Yohanes memberi informasi berbeda. Perjamuan Yesus dengan para murid-Nya terjadi sebelum Paskah. Penyaliban dan kematian Yesus terjadi tanggal 14 Nisan dan pemakaman Yesus terjadi menjelang Paskah, yakni pada hari persiapan untuk perayaan Paskah (Yoh.19:42). Kalau dikatakan bahwa perjamuan Yesus bersama dengan murid-murid-Nya ini adalah perjamuan Paskah, secara kronologis hal itu tidaklah mungkin. Mengapa? Karena saat orang-orang merayakan Paskah (15 Nisan), Yesus sudah ada di dalam kubur. Konsekuensinya, perjamuan malam itu bukanlah sebuah perjamuan Paskah. (Sumber: Eko Riyadi, Pr, Yohanes: Firman Menjadi Manusia).

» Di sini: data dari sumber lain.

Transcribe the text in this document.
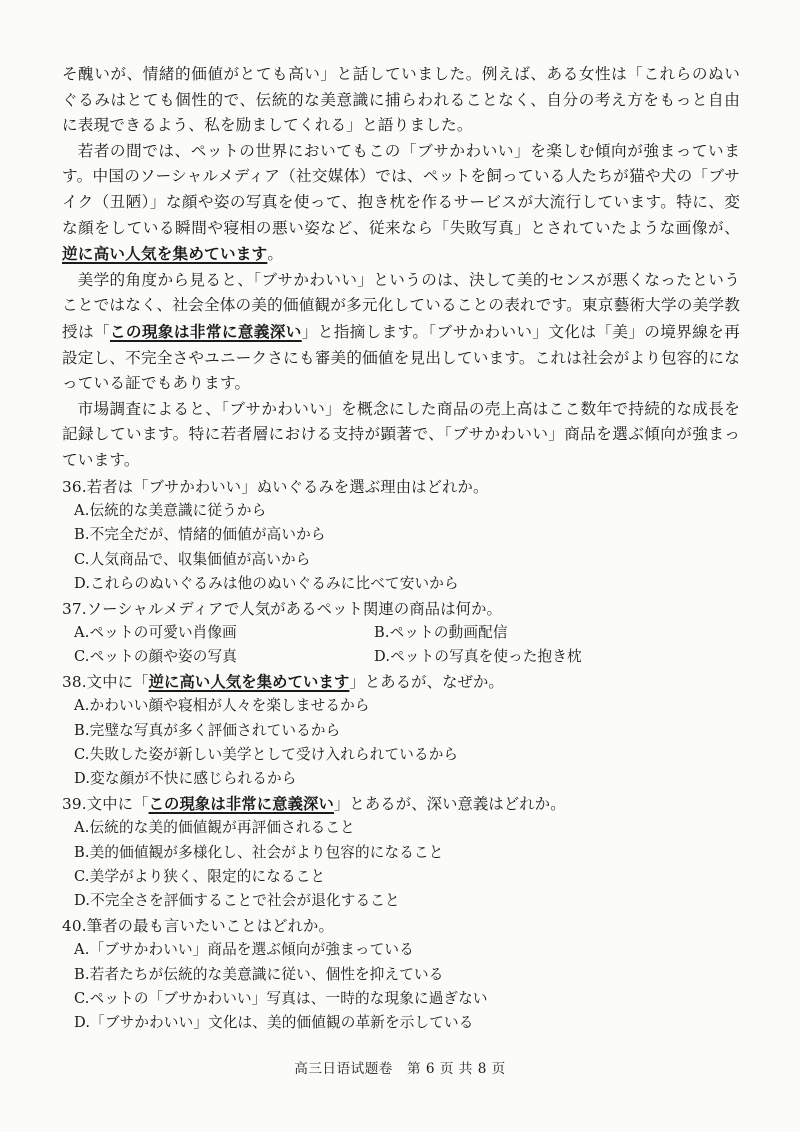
そ醜いが、情緒的価値がとても高い」と話していました。例えば、ある女性は「これらのぬいぐるみはとても個性的で、伝統的な美意識に捕らわれることなく、自分の考え方をもっと自由に表現できるよう、私を励ましてくれる」と語りました。

若者の間では、ペットの世界においてもこの「ブサかわいい」を楽しむ傾向が強まっています。中国のソーシャルメディア（社交媒体）では、ペットを飼っている人たちが猫や犬の「ブサイク（丑陋）」な顔や姿の写真を使って、抱き枕を作るサービスが大流行しています。特に、変な顔をしている瞬間や寝相の悪い姿など、従来なら「失敗写真」とされていたような画像が、逆に高い人気を集めています。

美学的角度から見ると、「ブサかわいい」というのは、決して美的センスが悪くなったということではなく、社会全体の美的価値観が多元化していることの表れです。東京藝術大学の美学教授は「この現象は非常に意義深い」と指摘します。「ブサかわいい」文化は「美」の境界線を再設定し、不完全さやユニークさにも審美的価値を見出しています。これは社会がより包容的になっている証でもあります。

市場調査によると、「ブサかわいい」を概念にした商品の売上高はここ数年で持続的な成長を記録しています。特に若者層における支持が顕著で、「ブサかわいい」商品を選ぶ傾向が強まっています。

36.若者は「ブサかわいい」ぬいぐるみを選ぶ理由はどれか。

A.伝統的な美意識に従うから

B.不完全だが、情緒的価値が高いから

C.人気商品で、収集価値が高いから

D.これらのぬいぐるみは他のぬいぐるみに比べて安いから

37.ソーシャルメディアで人気があるペット関連の商品は何か。

A.ペットの可愛い肖像画	B.ペットの動画配信

C.ペットの顔や姿の写真	D.ペットの写真を使った抱き枕

38.文中に「逆に高い人気を集めています」とあるが、なぜか。

A.かわいい顔や寝相が人々を楽しませるから

B.完璧な写真が多く評価されているから

C.失敗した姿が新しい美学として受け入れられているから

D.変な顔が不快に感じられるから

39.文中に「この現象は非常に意義深い」とあるが、深い意義はどれか。

A.伝統的な美的価値観が再評価されること

B.美的価値観が多様化し、社会がより包容的になること

C.美学がより狭く、限定的になること

D.不完全さを評価することで社会が退化すること

40.筆者の最も言いたいことはどれか。

A.「ブサかわいい」商品を選ぶ傾向が強まっている

B.若者たちが伝統的な美意識に従い、個性を抑えている

C.ペットの「ブサかわいい」写真は、一時的な現象に過ぎない

D.「ブサかわいい」文化は、美的価値観の革新を示している

高三日语试题卷　第 6 页 共 8 页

Dalam narasinya (Yohanes 13:1-17), Yohanes tidak mengisahkan Yesus menyebutkan kalimat tema kita (Roti yang terpecah dan anggur yang tercurah). Pun, tidak mengisahkan tentang pemecahan roti dan penuangan anggur, yang kemudian dibagikan kepada para murid. Yohanes lebih suka menyoroti Yesus membasuh kaki para murid. Meskipun Yesus tidak menyebutkan eksplisit bahwa diri-Nya Roti yang terpecah dan anggur yang tercurah, namun nanti akan kita lihat bahwa tindakan simbolis pembasuhan kaki dan kemudian persitiwa penyaliban itu mengokohkan kepada kita bahwa Dialah yang melakukannya baik simbolik maupun kenyataannya.

Adegan pembasuhan kaki oleh Yesus kepada murid-murid-Nya menjadi menarik oleh karena ada dialog panjang antara Yesus dan Petrus. Bisa saja Yohanes menggunakan sosok Petrus yang mewakili para murid bahkan kita untuk menjelaskan tentang makna di balik pembasuhan kaki itu.

Inilah saat-saat terakhir Yesus bersama para murid-Nya, Ia ingin meninggalkan pesan mendalam. Layaknya seorang yang akan meninggal memberikan sebuah wangsit atau wasiat. Ketika itu, dalam perjamuan malam itu, Yesus bangkit dan menanggalakan jubah-Nya. Jubah betapapun sederhananya, merupakan simbol keagungan bagi yang memakainya. Menanggalakan-Nya berarti bersedia menanggalakan keagungan-Nya. Ganti dari jubah, Yesus mengenakan kain lenan dan mengikatkan pada pinggang-Nya. Ia membasuh kaki murid-murid-Nya satu per satu dan menyekanya dengan kain lenan itu. Ia kini mengambil peran seorang hamba atau tepatnya budak! Percis seperti narasi Paulus dalam Filipi 2.

Perlu dicatat, tindakan Yesus membasuh kaki para murid merupakan tindakan atau pekerjaan budak. Namun, yang membedakan Yesus dari budak adalah bahwa Yesus membasuh kaki para murid itu setelah mereka mengadakan perjamuan. Sedangkan para budak membasuh kaki sebelum para undangan itu mengadakan perjamuan. Tentulah seseorang yang diundang ke sebuah perjamuan pasti sudah mandi dan berdandan. Sedangkan, kaki mereka harus dibasuh lagi oleh karena perjalanan menuju tempat perjamuan itu membuat kaki mereka kotor oleh debu dan tanah. Yesus menegaskan bahwa tindakan pembasuhan itu bukan sebatas tindakan budak. Ia menjelaskan bahwa tindakan-Nya adalah tindakan Guru dan Tuhan.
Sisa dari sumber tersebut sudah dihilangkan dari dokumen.